Julie’s crystal blue eyes stared at the mayfly and then at me in disbelief. Then back at the mayfly. Then back at me. My eyes said, here it is. Her mom didn’t miss a beat.
This beautiful insect just kept hanging on. Julie walked away and came back several times to see the mayfly stuck to my arm. Each time she returned she had a new sense of astonishment. We took pictures from all angles, and a few selfies with our new little winged friend. She started putting on a show. Her two tail pieces spread out and back, out and back. It was like she was saying hi.
“She’s beautiful. What was her name?”
Julie told me her mom’s name and her nickname. Julie walked away and came back one last time to look. No one else in the group had any idea what we were up to.
“She’s not going anywhere,” I said quietly. “I'm not going to let her go. Whenever you’re ready, I want you to release her. And do it with intention.”
Julie paused and looked at the mayfly for a long while. She didn’t say anything out loud, but I could tell she was speaking to her mom with intention. She sweetly scooped the mayfly off my arm and launched her up, and it flew away.
“Look,” Julie said, pointing up to the roof of the tiki bar just above us. “She landed right up there.”
“You know why? She’s telling you that she’s always looking down on you.” My eyes began to water a bit. To say it out loud was a reminder for myself.
When you know, you know. And we knew what we just experienced. I am so glad Julie received a gift from her mother that day.
I thought about the experience on my drive home from the lake. It was a mayfly. It had to be a mayfly because I had just told her about how the dragonfly was my sign. Also, the mayfly couldn’t have landed on her, as she might have screamed or brushed it off as one does with an insect. It had to land on me. I was the conduit. That day, the dragonfly effect had become transcendent.

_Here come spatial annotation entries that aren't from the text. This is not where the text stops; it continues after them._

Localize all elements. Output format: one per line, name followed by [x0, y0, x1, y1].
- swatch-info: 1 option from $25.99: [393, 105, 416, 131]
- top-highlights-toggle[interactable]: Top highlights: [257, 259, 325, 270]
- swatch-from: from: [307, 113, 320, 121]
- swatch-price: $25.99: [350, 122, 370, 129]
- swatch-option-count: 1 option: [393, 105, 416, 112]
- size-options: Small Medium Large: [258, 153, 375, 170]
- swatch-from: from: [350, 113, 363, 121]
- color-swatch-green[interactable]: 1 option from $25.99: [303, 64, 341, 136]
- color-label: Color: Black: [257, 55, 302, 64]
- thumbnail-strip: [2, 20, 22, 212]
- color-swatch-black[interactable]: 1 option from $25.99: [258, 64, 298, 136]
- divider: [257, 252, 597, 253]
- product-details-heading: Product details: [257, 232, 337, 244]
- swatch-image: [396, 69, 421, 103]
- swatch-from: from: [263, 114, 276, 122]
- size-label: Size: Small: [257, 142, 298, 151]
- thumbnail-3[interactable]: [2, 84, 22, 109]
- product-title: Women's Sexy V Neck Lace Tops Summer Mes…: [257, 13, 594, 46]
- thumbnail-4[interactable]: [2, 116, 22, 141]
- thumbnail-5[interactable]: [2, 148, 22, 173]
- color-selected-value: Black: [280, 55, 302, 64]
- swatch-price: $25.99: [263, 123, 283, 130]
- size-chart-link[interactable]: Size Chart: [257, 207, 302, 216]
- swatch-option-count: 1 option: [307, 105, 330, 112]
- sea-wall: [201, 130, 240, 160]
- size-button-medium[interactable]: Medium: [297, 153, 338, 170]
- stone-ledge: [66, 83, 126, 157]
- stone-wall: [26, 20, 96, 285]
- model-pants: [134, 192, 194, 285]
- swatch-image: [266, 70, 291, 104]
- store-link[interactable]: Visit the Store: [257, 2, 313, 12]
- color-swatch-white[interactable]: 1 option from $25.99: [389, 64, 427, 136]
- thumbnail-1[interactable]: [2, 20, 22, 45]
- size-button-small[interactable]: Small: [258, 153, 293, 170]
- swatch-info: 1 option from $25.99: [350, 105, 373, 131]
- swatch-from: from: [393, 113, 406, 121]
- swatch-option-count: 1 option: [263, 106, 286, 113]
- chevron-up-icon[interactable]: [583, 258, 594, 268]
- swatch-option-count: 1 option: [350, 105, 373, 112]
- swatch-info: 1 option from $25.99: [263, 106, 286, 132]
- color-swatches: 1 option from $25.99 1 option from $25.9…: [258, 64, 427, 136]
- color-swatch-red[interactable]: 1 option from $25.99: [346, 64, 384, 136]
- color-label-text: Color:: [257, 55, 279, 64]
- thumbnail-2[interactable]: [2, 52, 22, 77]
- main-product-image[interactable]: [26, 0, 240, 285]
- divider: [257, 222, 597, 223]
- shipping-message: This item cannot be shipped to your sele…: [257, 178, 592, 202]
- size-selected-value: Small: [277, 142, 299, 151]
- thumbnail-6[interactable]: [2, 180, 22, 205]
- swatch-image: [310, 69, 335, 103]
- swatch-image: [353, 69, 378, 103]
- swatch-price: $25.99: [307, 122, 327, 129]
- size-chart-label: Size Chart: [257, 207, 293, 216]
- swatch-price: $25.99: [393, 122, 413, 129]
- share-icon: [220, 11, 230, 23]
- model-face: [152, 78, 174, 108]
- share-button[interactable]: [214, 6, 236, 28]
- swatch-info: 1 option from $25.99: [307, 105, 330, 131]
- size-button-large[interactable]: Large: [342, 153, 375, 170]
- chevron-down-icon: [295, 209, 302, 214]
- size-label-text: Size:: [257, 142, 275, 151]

I don’t claim to understand this gift fully. Heck, if we had all the answers, what would be the point of living anyway? What I can say with certainty is there are no coincidences. The synchronicities are intentional. To further that point, within a week after the lake trip, Julie, Mike, and I accidentally ran into each other twice— once at a restaurant and once at a Tshirt shop. Both times, Julie and I looked at each other and laughed, a little freaked out at the same time. The synchronicities were reminders for her about her mom’s ongoing presence. The synchronicities were reminders for both of us that our paths were meant to cross.
“Hey man. Nice ink. What’s the significance of it?”
“The dragonfly represents my father.” Reactions vary. Responses are typically very positive and sometimes engaging, but I filter them out as soon as the stranger walks away. I’m not sure what feedback you’re supposed to expect when you tell people you wear your heart on your sleeve.